I am at a complete loss as to how to deterministically delete textures. I know the theory - the shared pointer will just "go away" after scope loss, but I can't see how this is a good thing (or if even possible) if we are tying to manage the "going away" - without reshaping the code to suite the language feature. All I know is that they are not being deleted anywhere and I think it may because the ImageViewers are held within a std::vector<> that to hangs around (due to need) until the application ends. I don't really want to structure my code such that my code aligns with shared pointer semantics - If such a thing is even possible. Ideally I am looking for a simple method that just releases the image memory so that it is as symmetric as possible with my load function in the texture loader.
c) Smooth Texture Unloading
The end game would be to have another thread that performs the unloads to keep the UI smooth.
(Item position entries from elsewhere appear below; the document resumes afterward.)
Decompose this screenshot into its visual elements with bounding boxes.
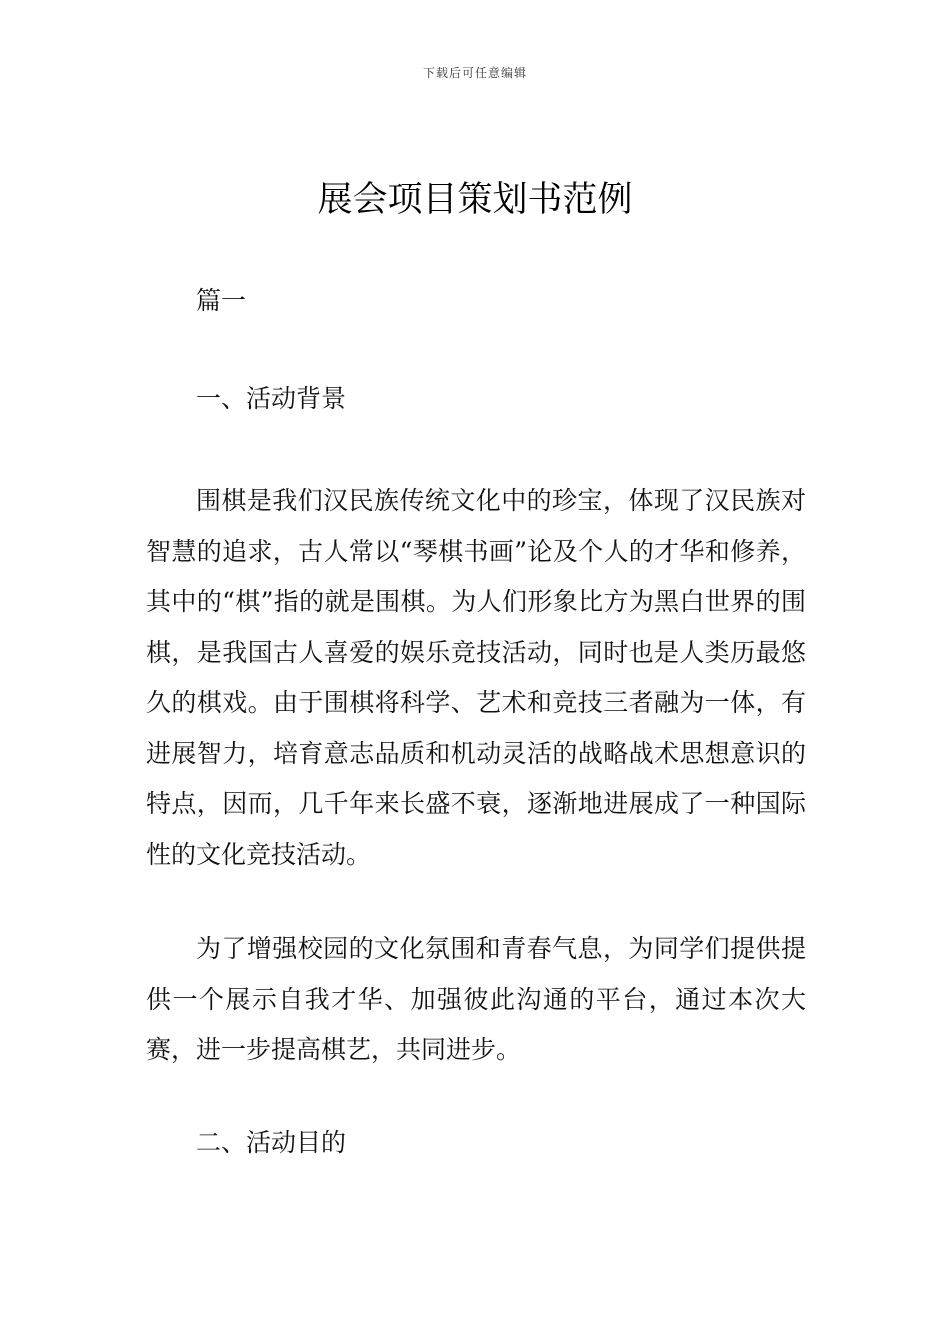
section-label: 篇一 (196, 286, 247, 315)
paragraph-background: 围棋是我们汉民族传统文化中的珍宝，体现了汉民族对智慧的追求，古人常以“琴棋书画”论及个人的才华和修养，其中的“棋”指的就是围棋。为人们形象比方为黑白世界的围棋，是我国古人喜爱的娱乐竞技活动，同时也是人类历最悠久的棋戏。由于围棋将科学、艺术和竞技三者融为一体，有进展智力，培育意志品质和机动灵活的战略战术思想意识的特点，因而，几千年来长盛不衰，逐渐地进展成了一种国际性的文化竞技活动。 (146, 486, 806, 869)
section-heading-background: 一、活动背景 (196, 384, 347, 413)
paragraph-purpose-intro: 为了增强校园的文化氛围和青春气息，为同学们提供提供一个展示自我才华、加强彼此沟通的平台，通过本次大赛，进一步提高棋艺，共同进步。 (146, 934, 806, 1064)
header-note: 下载后可任意编辑 (422, 66, 527, 80)
section-heading-purpose: 二、活动目的 (196, 1128, 347, 1157)
document-title: 展会项目策划书范例 (317, 180, 633, 220)
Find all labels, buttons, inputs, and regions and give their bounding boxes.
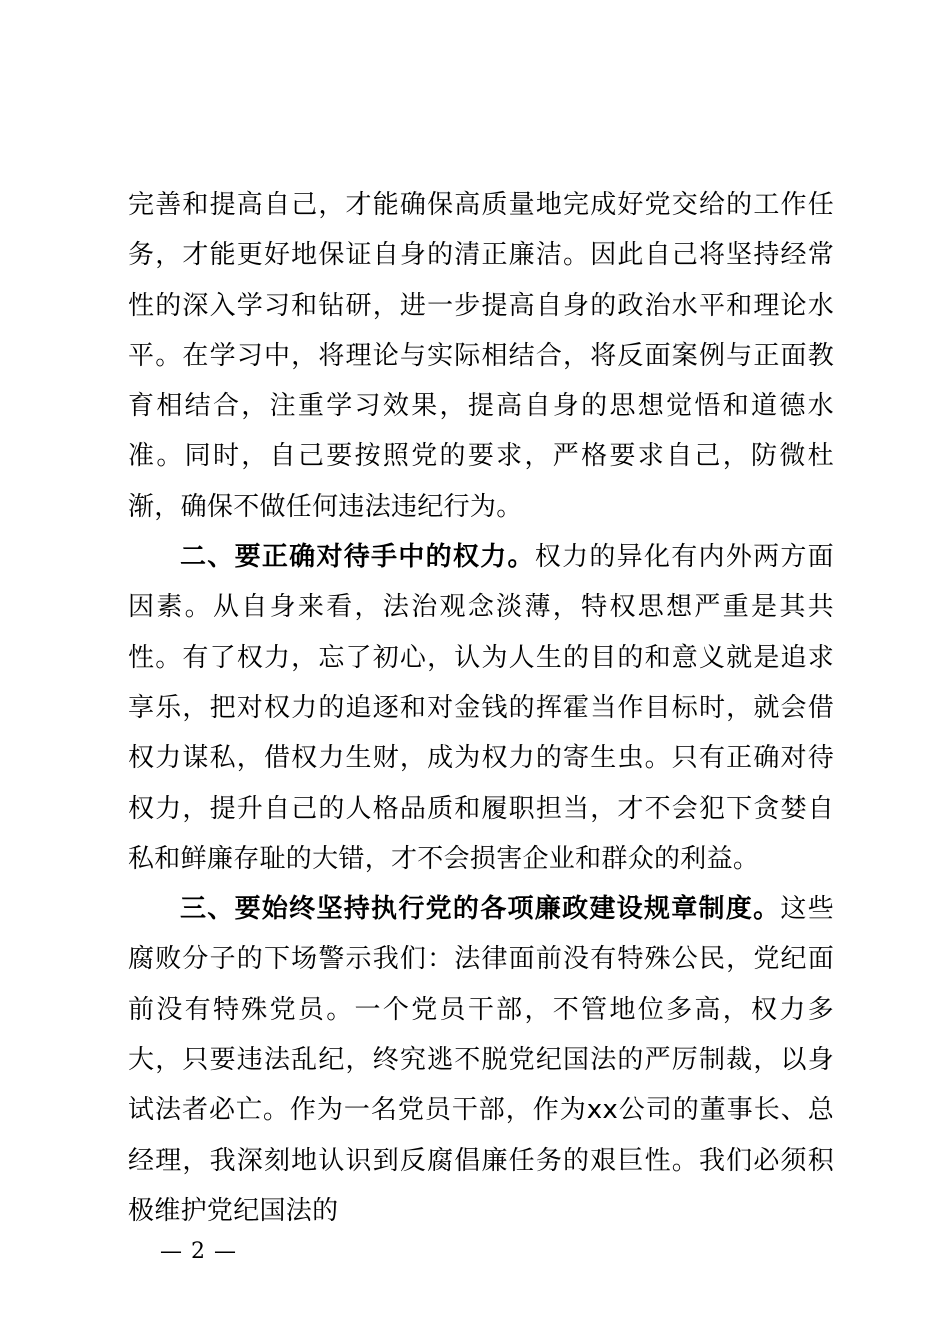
paragraph-1 <box>128 180 834 532</box>
paragraph-2-heading: 二、要正确对待手中的权力。 <box>180 542 535 573</box>
paragraph-2 <box>128 532 834 884</box>
paragraph-3-heading: 三、要始终坚持执行党的各项廉政建设规章制度。 <box>180 894 781 925</box>
paragraph-2-text: 权力的异化有内外两方面因素。从自身来看，法治观念淡薄，特权思想严重是其共性。有了权力，忘了初心，认为人生的目的和意义就是追求享乐，把对权力的追逐和对金钱的挥霍当作目标时，就会借权力谋私，借权力生财，成为权力的寄生虫。只有正确对待权力，提升自己的人格品质和履职担当，才不会犯下贪婪自私和鲜廉存耻的大错，才不会损害企业和群众的利益。 <box>128 542 834 874</box>
document-body <box>128 180 834 1236</box>
paragraph-1-text: 完善和提高自己，才能确保高质量地完成好党交给的工作任务，才能更好地保证自身的清正廉洁。因此自己将坚持经常性的深入学习和钻研，进一步提高自身的政治水平和理论水平。在学习中，将理论与实际相结合，将反面案例与正面教育相结合，注重学习效果，提高自身的思想觉悟和道德水准。同时，自己要按照党的要求，严格要求自己，防微杜渐，确保不做任何违法违纪行为。 <box>128 190 834 522</box>
paragraph-3-text: 这些腐败分子的下场警示我们：法律面前没有特殊公民，党纪面前没有特殊党员。一个党员干部，不管地位多高，权力多大，只要违法乱纪，终究逃不脱党纪国法的严厉制裁，以身试法者必亡。作为一名党员干部，作为xx公司的董事长、总经理，我深刻地认识到反腐倡廉任务的艰巨性。我们必须积极维护党纪国法的 <box>128 894 834 1226</box>
page-number: — 2 — <box>160 1239 237 1264</box>
paragraph-3 <box>128 884 834 1236</box>
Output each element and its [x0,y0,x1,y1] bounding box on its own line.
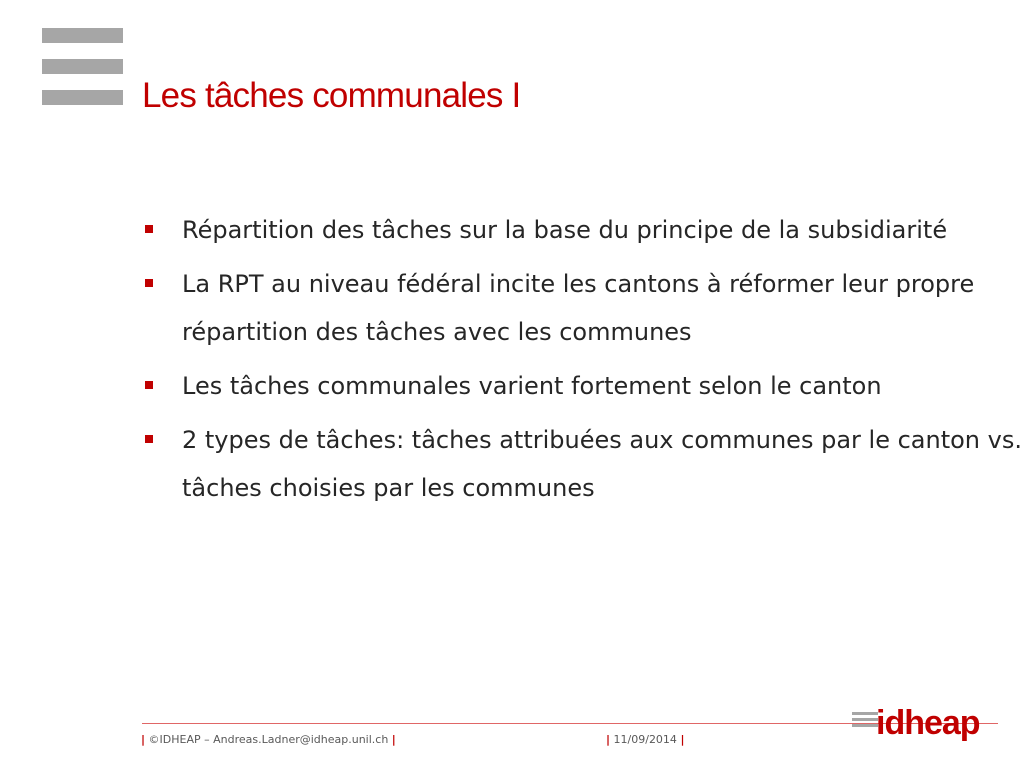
footer-copyright-text: ©IDHEAP – Andreas.Ladner@idheap.unil.ch [148,733,389,746]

My question is that if I create the texture on the loader thread which is initialised as follows:
mTextureLoaderRequests = new ConcurrentCircularBuffer<TextureLoaderRequest*>(TEXTURE_LOADER_REQUEST_Q_SIZE);
mTextureLoaderBackgroundCtx = gl::Context::create(gl::context());
mTextureLoaderThread = shared_ptr<thread>(new thread(bind(&imageApp::textureLoaderThreadFn, this, mTextureLoaderBackgroundCtx)));
Would the unloader thread need access to context that created the texture, and therefore would I need to setup context sharing between the loader and unloader thread and contexts. How would you tackle such a problem?
d) Bonus question (not directly Cinder, but resource related).
For applications with potentially large private memory usage, but also having the need to run on low memory hardware as well as hardware with lots of memory, then some sort of scheme to detect max mem usage must be devised. What if any are the best practice measures for an application stopping itself from allocating too much and making Windows (or any OS) constantly swap the pagefile until it exhausts and kills the system (as I described above). Should we just be monitoring the Page File Size and Private Bytes allocated and literally just stop allocating textures when the Private Bytes grows to some arbitrary percentage or the Page File Size, as a last resort to avoid the system dying?
Apologies for the large post with lots of questions I get carried away sometimes - appreciate any and all fb.
I just found out that I can do:
make the shared pointer "empty". Yet to benchmark but I guess this also results in a glDeleteTexture() call.